Armi: un mercato clandestino di morte da 5 miliardi
Redazione 10 settembre 2013 La Gabbianella in...forma

Armi: un mercato clandestino di morte da 5 miliardi

Avvenire-100913Strumenti di lavoro: dalla rassegna stampa gli aggiornamenti sulla situazione internazionale.

Un mercato clandestino di morte da 5 miliardi
di Francesco Palmas

Avvenire, 10 settembre 2013

Parla senza troppi giri di parole monsignor Silvano Tomasi, osservatore permanente della Santa Sede all’Onu, da sempre impegnato contro i mercanti d’armi e i tanti interessi che vi ruotano attorno. Intervistato dalla Radio Vaticana, monsignor Tomasi ha sottolineato quanto sia stato opportuno che nell’ Angelus domenicale «il Santo Padre abbia richiamato l’attenzione del mondo sul traffico illegale di armamenti». Secondo le Nazioni Unite, smerciare armi garantisce ai cartelli criminali un reddito annuo di 170-320 milioni di dollari. Ma la cifra è ampiamente sottostimata, perché il fatturato complessivo ammonta ad almeno 5 miliardi.

Le direttrici principali di traffico riguardano il Vicino Oriente, l’Asia sudorientale e l’Africa sub sahariana. Molto più opulento è il mercato legale, che l’anno scorso ha fatturato 100 miliardi di dollari.

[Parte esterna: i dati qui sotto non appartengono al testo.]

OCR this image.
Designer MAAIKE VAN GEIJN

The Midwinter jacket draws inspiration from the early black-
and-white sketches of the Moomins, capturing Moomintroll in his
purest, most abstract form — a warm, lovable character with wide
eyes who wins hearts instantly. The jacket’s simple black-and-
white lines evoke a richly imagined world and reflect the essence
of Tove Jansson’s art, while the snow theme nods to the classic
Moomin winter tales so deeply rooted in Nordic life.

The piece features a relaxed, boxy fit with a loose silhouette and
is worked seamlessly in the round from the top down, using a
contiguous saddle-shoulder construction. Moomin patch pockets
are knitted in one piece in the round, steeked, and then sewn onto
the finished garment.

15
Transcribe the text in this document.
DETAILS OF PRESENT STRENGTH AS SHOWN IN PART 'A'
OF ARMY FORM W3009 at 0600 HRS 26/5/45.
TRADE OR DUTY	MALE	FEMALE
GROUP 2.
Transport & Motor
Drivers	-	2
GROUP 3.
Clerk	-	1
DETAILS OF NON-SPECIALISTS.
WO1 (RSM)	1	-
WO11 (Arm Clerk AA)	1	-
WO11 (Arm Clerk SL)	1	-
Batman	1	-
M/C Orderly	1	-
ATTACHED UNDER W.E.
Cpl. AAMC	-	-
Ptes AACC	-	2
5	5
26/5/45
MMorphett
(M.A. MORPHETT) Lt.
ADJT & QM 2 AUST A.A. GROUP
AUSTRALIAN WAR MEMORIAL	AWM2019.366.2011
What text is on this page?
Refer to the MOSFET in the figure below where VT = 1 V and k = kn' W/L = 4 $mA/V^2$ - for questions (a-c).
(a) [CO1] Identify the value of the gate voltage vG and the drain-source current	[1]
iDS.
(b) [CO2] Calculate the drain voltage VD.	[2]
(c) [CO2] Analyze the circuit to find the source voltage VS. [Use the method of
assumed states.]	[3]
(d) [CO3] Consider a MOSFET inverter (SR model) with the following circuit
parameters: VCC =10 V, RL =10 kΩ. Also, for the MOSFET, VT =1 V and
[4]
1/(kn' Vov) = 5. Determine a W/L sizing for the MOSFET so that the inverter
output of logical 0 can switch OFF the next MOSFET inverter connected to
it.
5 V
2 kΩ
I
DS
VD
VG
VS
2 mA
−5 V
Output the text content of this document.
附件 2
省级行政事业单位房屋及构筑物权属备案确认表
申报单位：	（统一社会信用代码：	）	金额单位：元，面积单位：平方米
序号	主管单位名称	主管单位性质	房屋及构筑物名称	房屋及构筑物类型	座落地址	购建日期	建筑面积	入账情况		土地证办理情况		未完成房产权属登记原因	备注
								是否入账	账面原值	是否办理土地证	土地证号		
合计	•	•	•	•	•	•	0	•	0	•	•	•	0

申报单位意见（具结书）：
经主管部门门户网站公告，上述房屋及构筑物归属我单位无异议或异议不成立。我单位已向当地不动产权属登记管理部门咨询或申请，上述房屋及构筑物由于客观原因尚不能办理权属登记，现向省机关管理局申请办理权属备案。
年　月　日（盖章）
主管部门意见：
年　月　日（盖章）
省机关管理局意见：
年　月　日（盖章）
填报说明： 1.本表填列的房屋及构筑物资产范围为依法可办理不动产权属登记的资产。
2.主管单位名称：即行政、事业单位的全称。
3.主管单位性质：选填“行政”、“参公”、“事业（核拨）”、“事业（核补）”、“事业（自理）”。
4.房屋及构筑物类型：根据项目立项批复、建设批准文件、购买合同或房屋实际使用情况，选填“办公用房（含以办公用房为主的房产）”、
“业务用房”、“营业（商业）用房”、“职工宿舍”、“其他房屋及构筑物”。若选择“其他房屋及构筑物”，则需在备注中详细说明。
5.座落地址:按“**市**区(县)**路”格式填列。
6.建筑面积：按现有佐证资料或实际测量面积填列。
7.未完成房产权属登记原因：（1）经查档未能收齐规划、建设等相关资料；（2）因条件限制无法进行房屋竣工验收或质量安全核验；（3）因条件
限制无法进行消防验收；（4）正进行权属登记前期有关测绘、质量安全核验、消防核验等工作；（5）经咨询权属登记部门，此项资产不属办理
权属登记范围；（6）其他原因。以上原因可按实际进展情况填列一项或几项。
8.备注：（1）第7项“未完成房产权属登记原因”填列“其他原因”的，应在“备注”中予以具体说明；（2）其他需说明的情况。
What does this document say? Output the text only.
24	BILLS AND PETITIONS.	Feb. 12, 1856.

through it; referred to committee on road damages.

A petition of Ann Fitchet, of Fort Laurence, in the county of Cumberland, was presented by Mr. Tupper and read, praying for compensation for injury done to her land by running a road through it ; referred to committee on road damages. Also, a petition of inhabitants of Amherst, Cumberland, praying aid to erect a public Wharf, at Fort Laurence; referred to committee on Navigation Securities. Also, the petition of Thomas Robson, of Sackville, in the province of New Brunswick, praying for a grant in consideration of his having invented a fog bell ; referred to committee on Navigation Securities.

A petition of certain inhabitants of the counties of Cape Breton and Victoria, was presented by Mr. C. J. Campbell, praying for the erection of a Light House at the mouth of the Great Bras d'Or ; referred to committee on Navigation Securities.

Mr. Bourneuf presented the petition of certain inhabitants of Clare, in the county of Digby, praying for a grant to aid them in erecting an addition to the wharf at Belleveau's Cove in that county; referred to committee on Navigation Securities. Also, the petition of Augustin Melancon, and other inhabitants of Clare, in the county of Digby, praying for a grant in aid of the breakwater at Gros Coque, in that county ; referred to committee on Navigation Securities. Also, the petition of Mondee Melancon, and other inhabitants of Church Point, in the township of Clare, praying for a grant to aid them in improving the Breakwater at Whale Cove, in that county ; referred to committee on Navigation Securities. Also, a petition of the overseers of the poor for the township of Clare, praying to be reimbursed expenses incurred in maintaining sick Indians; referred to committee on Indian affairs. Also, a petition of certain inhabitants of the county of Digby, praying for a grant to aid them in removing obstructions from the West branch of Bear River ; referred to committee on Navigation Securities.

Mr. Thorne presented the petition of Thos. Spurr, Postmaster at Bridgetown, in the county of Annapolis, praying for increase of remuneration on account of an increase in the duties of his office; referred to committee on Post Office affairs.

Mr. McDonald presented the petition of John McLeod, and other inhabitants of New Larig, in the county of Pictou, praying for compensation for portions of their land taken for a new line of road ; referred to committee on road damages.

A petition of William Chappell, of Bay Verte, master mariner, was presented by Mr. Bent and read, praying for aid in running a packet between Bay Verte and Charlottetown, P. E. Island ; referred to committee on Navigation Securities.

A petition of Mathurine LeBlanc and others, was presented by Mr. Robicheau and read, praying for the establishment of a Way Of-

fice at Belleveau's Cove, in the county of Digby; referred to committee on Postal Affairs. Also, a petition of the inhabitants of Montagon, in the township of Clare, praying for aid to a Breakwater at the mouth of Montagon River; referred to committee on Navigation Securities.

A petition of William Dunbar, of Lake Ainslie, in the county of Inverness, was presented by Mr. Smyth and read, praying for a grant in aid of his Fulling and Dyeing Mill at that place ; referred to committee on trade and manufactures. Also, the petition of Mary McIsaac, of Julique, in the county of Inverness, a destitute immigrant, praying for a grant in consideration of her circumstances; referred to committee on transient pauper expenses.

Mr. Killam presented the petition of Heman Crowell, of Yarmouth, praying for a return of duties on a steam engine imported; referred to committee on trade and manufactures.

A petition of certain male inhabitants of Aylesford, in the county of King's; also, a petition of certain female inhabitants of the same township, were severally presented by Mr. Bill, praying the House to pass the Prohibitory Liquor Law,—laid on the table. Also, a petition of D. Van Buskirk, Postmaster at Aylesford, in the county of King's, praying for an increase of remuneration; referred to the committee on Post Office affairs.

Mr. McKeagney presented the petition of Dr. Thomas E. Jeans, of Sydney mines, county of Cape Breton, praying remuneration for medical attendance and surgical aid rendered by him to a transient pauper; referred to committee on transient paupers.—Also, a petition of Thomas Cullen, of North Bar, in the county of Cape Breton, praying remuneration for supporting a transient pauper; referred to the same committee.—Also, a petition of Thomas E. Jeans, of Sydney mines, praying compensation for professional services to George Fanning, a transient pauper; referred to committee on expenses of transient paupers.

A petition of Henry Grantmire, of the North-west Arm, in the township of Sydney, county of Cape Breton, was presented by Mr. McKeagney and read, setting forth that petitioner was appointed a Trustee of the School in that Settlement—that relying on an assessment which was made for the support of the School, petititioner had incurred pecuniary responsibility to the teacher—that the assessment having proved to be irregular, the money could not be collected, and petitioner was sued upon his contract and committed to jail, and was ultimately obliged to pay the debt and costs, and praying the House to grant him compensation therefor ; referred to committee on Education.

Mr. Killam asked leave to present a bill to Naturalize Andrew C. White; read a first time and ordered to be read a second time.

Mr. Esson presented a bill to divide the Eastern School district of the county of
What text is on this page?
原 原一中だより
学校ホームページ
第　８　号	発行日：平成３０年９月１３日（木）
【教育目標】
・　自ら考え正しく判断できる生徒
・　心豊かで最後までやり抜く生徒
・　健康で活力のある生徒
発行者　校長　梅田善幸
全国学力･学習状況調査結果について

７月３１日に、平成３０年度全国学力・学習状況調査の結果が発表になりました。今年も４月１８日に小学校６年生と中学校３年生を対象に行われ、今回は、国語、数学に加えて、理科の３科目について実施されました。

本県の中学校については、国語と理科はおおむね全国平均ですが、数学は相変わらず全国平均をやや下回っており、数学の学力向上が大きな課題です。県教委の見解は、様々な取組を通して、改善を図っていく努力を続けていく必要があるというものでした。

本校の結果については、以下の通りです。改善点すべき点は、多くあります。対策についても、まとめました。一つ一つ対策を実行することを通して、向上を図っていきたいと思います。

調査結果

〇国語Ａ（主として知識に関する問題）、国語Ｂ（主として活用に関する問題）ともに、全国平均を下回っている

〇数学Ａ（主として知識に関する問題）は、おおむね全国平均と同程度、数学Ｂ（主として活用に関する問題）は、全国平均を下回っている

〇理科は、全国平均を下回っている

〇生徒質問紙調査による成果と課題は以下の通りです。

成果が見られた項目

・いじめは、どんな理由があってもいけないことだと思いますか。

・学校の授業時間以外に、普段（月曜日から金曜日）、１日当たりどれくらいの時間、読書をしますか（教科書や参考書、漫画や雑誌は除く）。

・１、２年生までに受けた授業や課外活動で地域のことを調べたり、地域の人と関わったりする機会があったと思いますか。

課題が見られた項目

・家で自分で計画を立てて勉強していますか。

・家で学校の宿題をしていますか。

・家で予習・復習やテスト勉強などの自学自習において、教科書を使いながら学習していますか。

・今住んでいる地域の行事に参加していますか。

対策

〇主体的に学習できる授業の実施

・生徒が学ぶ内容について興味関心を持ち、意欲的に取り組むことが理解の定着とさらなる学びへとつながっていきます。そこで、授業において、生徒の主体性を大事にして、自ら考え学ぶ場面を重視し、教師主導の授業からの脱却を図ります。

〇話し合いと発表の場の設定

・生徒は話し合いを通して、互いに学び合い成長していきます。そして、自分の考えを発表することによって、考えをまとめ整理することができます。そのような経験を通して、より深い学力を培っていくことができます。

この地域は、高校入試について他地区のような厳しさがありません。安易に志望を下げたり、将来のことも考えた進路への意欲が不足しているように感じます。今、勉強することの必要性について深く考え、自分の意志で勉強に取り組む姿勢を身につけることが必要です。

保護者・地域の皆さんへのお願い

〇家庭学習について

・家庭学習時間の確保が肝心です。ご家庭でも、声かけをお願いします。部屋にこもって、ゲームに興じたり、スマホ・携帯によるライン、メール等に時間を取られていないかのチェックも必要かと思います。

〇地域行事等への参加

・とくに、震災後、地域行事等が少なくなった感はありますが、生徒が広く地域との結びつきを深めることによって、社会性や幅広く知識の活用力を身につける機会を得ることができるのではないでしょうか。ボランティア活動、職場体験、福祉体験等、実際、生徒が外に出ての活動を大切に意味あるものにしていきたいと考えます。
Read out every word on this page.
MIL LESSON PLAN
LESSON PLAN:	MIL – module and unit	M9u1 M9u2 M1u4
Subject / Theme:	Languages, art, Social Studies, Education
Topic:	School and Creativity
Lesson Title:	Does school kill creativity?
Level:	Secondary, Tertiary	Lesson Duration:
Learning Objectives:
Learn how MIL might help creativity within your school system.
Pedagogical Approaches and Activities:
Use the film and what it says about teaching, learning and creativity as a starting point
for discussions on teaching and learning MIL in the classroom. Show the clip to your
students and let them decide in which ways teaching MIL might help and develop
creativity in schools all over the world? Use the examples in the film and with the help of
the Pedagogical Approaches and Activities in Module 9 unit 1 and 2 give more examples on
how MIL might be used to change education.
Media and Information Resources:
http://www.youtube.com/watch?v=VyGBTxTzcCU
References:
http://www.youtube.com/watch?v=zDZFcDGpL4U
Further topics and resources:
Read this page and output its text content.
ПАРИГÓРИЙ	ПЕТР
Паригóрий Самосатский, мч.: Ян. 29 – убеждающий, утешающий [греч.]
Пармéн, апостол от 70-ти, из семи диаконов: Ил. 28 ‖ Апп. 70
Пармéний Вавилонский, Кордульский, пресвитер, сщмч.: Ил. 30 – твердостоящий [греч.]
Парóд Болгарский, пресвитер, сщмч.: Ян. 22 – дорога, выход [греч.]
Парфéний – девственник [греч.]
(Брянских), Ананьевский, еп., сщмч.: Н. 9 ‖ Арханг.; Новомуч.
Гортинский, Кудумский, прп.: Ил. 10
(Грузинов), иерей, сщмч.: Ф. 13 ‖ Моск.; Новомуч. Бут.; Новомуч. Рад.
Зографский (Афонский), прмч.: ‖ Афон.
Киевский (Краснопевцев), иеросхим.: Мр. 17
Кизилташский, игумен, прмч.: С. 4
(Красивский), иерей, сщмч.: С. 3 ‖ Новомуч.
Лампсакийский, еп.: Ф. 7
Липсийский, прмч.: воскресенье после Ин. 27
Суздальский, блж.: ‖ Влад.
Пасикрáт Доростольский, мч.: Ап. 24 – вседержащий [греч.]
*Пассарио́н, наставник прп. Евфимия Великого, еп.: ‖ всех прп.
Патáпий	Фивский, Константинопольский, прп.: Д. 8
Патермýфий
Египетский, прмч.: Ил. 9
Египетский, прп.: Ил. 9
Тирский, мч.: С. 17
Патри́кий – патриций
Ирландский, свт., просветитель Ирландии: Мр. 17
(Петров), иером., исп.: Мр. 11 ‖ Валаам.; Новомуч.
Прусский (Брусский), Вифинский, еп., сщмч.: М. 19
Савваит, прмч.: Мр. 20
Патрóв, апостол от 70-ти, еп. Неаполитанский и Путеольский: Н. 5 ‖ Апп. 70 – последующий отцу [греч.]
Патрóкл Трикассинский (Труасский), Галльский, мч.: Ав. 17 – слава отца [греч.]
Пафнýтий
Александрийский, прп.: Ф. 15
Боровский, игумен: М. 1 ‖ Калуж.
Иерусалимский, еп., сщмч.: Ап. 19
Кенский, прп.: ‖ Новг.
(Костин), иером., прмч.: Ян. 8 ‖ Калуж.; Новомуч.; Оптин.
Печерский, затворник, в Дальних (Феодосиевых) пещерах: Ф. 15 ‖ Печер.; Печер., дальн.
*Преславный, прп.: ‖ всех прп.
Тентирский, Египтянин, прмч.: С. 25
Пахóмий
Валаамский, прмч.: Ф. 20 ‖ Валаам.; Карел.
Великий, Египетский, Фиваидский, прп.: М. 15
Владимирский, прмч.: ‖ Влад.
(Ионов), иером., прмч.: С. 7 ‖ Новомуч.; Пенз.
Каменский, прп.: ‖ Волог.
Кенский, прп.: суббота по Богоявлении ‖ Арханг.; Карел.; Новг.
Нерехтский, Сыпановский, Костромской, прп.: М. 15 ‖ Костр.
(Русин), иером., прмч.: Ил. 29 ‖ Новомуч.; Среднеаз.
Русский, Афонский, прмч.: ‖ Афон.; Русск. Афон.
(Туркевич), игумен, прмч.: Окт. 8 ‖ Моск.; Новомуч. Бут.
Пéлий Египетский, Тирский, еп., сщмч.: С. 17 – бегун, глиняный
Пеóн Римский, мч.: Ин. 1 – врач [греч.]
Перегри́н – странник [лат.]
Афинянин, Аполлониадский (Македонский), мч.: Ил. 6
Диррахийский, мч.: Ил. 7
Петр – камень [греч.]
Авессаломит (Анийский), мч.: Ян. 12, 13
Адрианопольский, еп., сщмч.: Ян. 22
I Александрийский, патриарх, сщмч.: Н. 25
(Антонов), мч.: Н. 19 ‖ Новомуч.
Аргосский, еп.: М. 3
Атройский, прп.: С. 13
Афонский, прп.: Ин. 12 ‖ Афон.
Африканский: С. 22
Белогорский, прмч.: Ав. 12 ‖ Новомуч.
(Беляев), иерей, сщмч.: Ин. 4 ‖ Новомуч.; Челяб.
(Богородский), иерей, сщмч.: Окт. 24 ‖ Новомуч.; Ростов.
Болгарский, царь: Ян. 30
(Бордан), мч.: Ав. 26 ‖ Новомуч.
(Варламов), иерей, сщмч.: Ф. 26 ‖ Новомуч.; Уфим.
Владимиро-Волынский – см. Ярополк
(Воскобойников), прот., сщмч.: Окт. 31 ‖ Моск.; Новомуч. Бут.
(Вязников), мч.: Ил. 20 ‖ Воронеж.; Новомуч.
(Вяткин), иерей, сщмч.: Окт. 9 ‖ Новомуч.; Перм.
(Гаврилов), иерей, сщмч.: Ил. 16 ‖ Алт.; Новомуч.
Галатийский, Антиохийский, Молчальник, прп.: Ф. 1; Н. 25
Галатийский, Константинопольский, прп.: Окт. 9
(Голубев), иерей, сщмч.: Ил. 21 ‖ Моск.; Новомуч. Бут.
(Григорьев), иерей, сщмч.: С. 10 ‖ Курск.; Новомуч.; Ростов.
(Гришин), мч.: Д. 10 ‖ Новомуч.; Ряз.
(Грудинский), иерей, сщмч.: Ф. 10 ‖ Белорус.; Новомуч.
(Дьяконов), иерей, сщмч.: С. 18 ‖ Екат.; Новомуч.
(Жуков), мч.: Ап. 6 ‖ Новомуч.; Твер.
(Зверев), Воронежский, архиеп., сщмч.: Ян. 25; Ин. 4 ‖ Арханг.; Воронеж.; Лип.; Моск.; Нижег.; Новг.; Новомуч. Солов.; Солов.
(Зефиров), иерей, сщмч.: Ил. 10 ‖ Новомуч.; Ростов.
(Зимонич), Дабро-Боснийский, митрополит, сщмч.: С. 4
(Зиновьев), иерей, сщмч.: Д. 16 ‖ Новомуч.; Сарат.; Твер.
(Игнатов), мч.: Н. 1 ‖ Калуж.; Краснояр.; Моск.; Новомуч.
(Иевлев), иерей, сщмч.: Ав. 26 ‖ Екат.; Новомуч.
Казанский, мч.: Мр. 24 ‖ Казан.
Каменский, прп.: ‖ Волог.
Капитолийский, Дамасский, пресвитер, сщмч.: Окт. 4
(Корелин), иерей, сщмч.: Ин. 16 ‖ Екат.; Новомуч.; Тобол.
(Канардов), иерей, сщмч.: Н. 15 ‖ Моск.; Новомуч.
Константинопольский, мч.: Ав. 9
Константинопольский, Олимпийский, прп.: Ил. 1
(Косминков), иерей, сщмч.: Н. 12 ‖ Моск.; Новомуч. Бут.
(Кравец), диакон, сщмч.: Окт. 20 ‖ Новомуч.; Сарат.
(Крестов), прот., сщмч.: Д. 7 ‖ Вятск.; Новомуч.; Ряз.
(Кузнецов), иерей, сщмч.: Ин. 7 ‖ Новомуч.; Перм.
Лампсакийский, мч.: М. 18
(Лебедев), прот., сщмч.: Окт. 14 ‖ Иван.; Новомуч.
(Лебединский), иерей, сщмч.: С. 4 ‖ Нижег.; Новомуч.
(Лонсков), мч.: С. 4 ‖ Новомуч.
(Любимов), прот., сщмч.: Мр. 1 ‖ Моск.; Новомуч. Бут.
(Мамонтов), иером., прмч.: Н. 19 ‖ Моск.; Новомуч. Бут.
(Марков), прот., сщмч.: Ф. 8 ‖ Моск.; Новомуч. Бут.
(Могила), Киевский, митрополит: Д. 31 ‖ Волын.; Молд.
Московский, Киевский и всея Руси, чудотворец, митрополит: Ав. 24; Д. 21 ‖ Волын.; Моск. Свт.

Crescono i trasferimenti d’armi, con percentuali a due cifre: +17% fra i quadrienni 2003-2007 e 2008-2012. Per il Sipri di Stoccolma, sono gli Stati Uniti i principali esportatori: controllano il 30 per cento del mercato e piazzano 7 gruppi Usa fra i primi 10 colossi mondiali dell’ armamento. Fra gli altri esportatori principali figurano la Russia (26 per cento), la Germania (7 per cento), la Francia (6 per cento) e la Cina (5 per cento), che ha scalzato il Regno Unito ma è oggi tallonata da Israele. In Medio Oriente i bilanci militari sono aumentati dell’ 8,4 per cento, ma è difficile conoscere con esattezza gli spostamenti d’ armi e i budget, perché Qatar, Iran, Emirati e Siria non forniscono dati.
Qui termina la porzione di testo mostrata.